In New York City, public schools receive annual report cards with a grade. Most of this grade is based on test scores. Miraculously, 84 percent of elementary and middle schools in NYC received an A this year, up from 38 percent last year.
Diane Ravitch points out in today’s Daily News that this bizarre situation should come as no surprise:
The problems with the report cards were apparent from the start. When the system was launched in 2007, testing experts warned that it relied too heavily on single-year changes in standardized test scores, which are subject to random error and therefore unreliable. But the Education Department did not listen.
But surprise or no, the grades are absurd, and they leave us with nothing. Ravitch continues:
The report card system makes a mockery of accountability. No one can be held accountable when almost everyone gets an A or B. No one can tell which schools are getting better or worse. Nor do parents get enough information to make good choices.
It would be one thing if they were not taken seriously and did not affect the lives of students, teachers, parents, and administrators. But they do. Schools with low grades are threatened with closure. Students want to go to a good school and get mixed messages about the schools they attend. Parents don’t know how to reconcile the grades with the ratings given by the state. Teachers may receive bonuses (or not) based on these grades. In the meantime, Chancellor Joel Klein has asserted that there is no problem with these grades, no problem with anything, in fact.

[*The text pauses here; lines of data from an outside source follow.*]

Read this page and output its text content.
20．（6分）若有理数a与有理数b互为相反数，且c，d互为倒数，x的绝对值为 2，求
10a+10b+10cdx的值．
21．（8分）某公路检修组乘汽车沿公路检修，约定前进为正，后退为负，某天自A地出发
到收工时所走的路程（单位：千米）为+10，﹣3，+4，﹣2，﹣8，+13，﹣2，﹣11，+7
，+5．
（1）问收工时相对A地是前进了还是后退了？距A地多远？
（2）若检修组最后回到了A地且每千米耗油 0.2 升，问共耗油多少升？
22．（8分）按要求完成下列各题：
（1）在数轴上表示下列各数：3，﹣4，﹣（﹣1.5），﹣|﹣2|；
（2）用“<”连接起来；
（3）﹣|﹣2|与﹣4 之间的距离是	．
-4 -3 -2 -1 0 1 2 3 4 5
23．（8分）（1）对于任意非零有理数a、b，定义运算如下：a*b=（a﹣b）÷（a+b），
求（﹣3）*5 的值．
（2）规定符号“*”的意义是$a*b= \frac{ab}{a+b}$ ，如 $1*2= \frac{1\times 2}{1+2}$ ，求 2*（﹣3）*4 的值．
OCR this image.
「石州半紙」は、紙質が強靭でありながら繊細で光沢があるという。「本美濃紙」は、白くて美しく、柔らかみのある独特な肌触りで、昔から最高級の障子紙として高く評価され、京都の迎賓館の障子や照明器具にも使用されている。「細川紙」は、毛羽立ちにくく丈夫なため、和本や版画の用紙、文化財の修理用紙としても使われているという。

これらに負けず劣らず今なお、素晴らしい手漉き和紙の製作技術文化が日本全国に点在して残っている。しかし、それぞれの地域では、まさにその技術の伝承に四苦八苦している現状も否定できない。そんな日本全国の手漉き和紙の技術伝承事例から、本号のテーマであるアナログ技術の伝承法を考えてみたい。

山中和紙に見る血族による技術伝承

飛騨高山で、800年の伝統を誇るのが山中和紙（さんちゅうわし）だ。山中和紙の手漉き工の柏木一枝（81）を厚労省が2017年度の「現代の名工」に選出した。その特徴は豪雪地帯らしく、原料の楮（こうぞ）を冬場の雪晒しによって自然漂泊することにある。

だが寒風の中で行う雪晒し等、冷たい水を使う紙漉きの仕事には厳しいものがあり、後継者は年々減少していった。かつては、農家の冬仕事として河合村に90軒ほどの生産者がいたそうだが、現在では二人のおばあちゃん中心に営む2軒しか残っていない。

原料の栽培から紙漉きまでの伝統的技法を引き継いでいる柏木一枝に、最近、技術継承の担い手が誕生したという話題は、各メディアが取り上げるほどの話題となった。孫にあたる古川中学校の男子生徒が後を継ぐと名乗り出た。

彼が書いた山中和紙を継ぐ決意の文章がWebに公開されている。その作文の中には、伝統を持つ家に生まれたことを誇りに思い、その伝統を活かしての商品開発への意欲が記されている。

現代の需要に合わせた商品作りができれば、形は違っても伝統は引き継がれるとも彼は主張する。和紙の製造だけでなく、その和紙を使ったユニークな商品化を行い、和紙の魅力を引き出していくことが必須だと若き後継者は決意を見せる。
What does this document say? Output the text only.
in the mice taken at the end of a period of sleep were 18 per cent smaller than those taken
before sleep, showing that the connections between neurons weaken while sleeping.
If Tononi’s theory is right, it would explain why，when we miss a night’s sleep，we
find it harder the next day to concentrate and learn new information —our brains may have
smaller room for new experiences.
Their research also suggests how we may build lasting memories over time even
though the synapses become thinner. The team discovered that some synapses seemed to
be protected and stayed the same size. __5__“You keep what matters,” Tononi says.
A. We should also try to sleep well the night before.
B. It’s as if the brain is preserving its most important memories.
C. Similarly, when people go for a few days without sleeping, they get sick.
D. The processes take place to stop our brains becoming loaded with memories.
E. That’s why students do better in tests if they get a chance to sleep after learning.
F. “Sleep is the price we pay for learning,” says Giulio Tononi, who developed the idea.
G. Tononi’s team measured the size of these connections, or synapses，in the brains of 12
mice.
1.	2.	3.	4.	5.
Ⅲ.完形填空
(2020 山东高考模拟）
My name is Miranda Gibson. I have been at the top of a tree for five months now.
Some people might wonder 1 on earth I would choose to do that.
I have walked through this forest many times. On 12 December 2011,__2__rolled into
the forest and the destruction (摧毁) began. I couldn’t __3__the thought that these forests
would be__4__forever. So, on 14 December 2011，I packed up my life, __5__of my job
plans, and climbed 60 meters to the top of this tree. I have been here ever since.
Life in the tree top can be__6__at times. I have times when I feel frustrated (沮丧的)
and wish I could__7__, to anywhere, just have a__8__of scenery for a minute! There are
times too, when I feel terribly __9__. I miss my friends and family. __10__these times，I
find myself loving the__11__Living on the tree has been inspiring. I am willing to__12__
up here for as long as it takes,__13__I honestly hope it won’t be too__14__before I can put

Accountability is in a bind. On the one hand, the DoE (in NYC and elsewhere) wants to appear successful–for PR, for elections, for funding, for renown, and what have you. We have something of the Creon syndrome, where leaders do not want to admit that they are wrong, lest they cede to the populace. On the other hand, the whole purpose of an accountability system (if it has integrity) is to help us see our problems and accomplishments clearly, not to trumpet success.
But to gain such insight, we have to know what we are trying to accomplish. With dumbed-down tests, vapid literacy programs, an overwhelming focus on test prep at the exclusion of essential subjects, and unreliable rating systems, we end up taking a yardstick to a void–and declaring miracles whenever we please.